Blue glass beads in Alaska’s tundra | Polarjournal
Ten of these small glass beads, which originated in Venice and were valuable trade items centuries ago, were found in the tundra of the Brooks Range in northern Alaska. Photo: Kunz & Mills, 2021/American Antiquity

Christopher Columbus is credited with discovering North America by sea in 1492, but blue glass beads from Venice apparently reached Arctic Alaska decades before him. American archaeologists found the blueberry-sized beads during digs in the Brooks Range of northern Alaska and dated their discovery to the 15th century. The beads may thus be the first European objects to reach North America.

During digs in 2004 and 2005, the excavation team found three beads along with plant fibers and jewelry made of metal at Punyik Point which has great significance from an archaeological perspective. Today Punyik Point is uninhabited, but in the past it was a seasonal camp used by generations of inland inuit. Ancient trade routes passed by here and it was probably also a good place to hunt caribou. Archaeologists have been digging at this site for a long time. Back in the 1950s and 1960s, William Irving of the University of Wisconsin found two of these glass beads at Punyik Point.

At least ten of the small blue beads with a hole through the center, made in Venice, Italy, survived the centuries largely unscathed in the cold tundra floor at three different locations. Archaeologists Mike Kunz and Robin Mills recently unlocked the mystery of the beads in a study published in the journal American Antiquity, according to a press release from the University of Alaska Fairbanks.

In addition to the beads, archaeologists also found copper bangles, earrings, and other metal pieces that could have been part of a necklace or bracelet. Photo: Kunz & Mills, 2021/American Antiquity

The plant fibers wrapped around one of the metal rings found in close proximity to the beads allowed the two archaeologists to determine their age quite accurately using accelerator mass spectrometry. The carbon dating revealed that the beads must have arrived at Punyik Point between 1440 and 1480, years before Columbus even thought about his voyage. A result that stunned the two archaeologists.

“We almost fell over backwards. It came back saying (the plant was alive at) some time during the 1400s. It was like, wow!”

Mike Kunz, archaeologist at the University of Fairbanks, Alaska

With this result, later confirmed by similar finds at two other sites in the Alaskan Arctic, archaeologists knew these pea-sized objects told a great story. “This was the earliest that indubitably European materials show up in the New World by overland transport,” Kunz said.

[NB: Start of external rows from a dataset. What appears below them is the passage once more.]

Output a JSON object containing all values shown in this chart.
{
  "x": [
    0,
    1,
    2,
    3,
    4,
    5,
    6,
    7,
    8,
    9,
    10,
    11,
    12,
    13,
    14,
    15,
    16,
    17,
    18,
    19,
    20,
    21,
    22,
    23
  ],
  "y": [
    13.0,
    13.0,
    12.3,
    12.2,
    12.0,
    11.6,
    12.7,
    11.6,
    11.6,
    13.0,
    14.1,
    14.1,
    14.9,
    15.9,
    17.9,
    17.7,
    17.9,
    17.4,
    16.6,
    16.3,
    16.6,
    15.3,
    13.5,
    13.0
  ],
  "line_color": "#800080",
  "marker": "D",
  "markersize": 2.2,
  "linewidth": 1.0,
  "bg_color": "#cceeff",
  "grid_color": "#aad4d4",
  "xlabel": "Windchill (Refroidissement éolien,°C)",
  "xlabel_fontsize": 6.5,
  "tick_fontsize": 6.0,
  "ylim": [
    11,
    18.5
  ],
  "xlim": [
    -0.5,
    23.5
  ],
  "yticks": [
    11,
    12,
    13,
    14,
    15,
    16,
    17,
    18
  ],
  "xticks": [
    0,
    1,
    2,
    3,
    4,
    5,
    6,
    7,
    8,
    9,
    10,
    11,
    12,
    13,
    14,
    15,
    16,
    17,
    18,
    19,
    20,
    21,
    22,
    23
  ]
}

By studying the history of glass bead making in Venice, they figured that the beads must have come from the lagoon city famous for its glass art. But how did the beads, which have not been found at any excavation site west of the Rocky Mountains, get from the canals of Venice halfway around the globe to a plateau in the Brooks Range?

In the 1400s, artisans in the city state of Venice traded with people all over Asia, and pearls were valuable trade goods at the time, used as currency. The authors therefore suggest that the “trade pearls” may have traveled eastward to China in a horse-drawn cart along the Silk Road. From there, “these early Venetian beads found their way into the aboriginal hinterlands, with some moving to the Russian Far East,” they write in their current study.

The pearls probably found their way from Venice via the Silk Road of that time to the territories of the indigenous peoples in the northeast of what is now Russia. From there, a trader probably took the pearls with him across the Bering Strait to Alaska. Map: Kunz & Mills, 2021/American Antiquity

After this great voyage, a trader might have stowed the pearls in his kayak on the western shore of the Bering Sea, as described in the press release. He then dipped his paddle and set off for the New World, now Alaska. Crossing the Bering Strait at its narrowest point, he had to navigate some 84 kilometers of open ocean.

Kunz and Mills believe the beads probably arrived at an ancient trading center called Shashalik, north of present-day Kotzebue. From there they were carried by people on foot, perhaps with a few dogs, deep into the Brooks Range.

At Punyik Point, someone may have strung the exotic blue beads on a necklace that they lost or left behind when they moved on. The tiny blue spheres then rested for centuries at the entrance to an underground house north of the Arctic Circle, waiting to be found.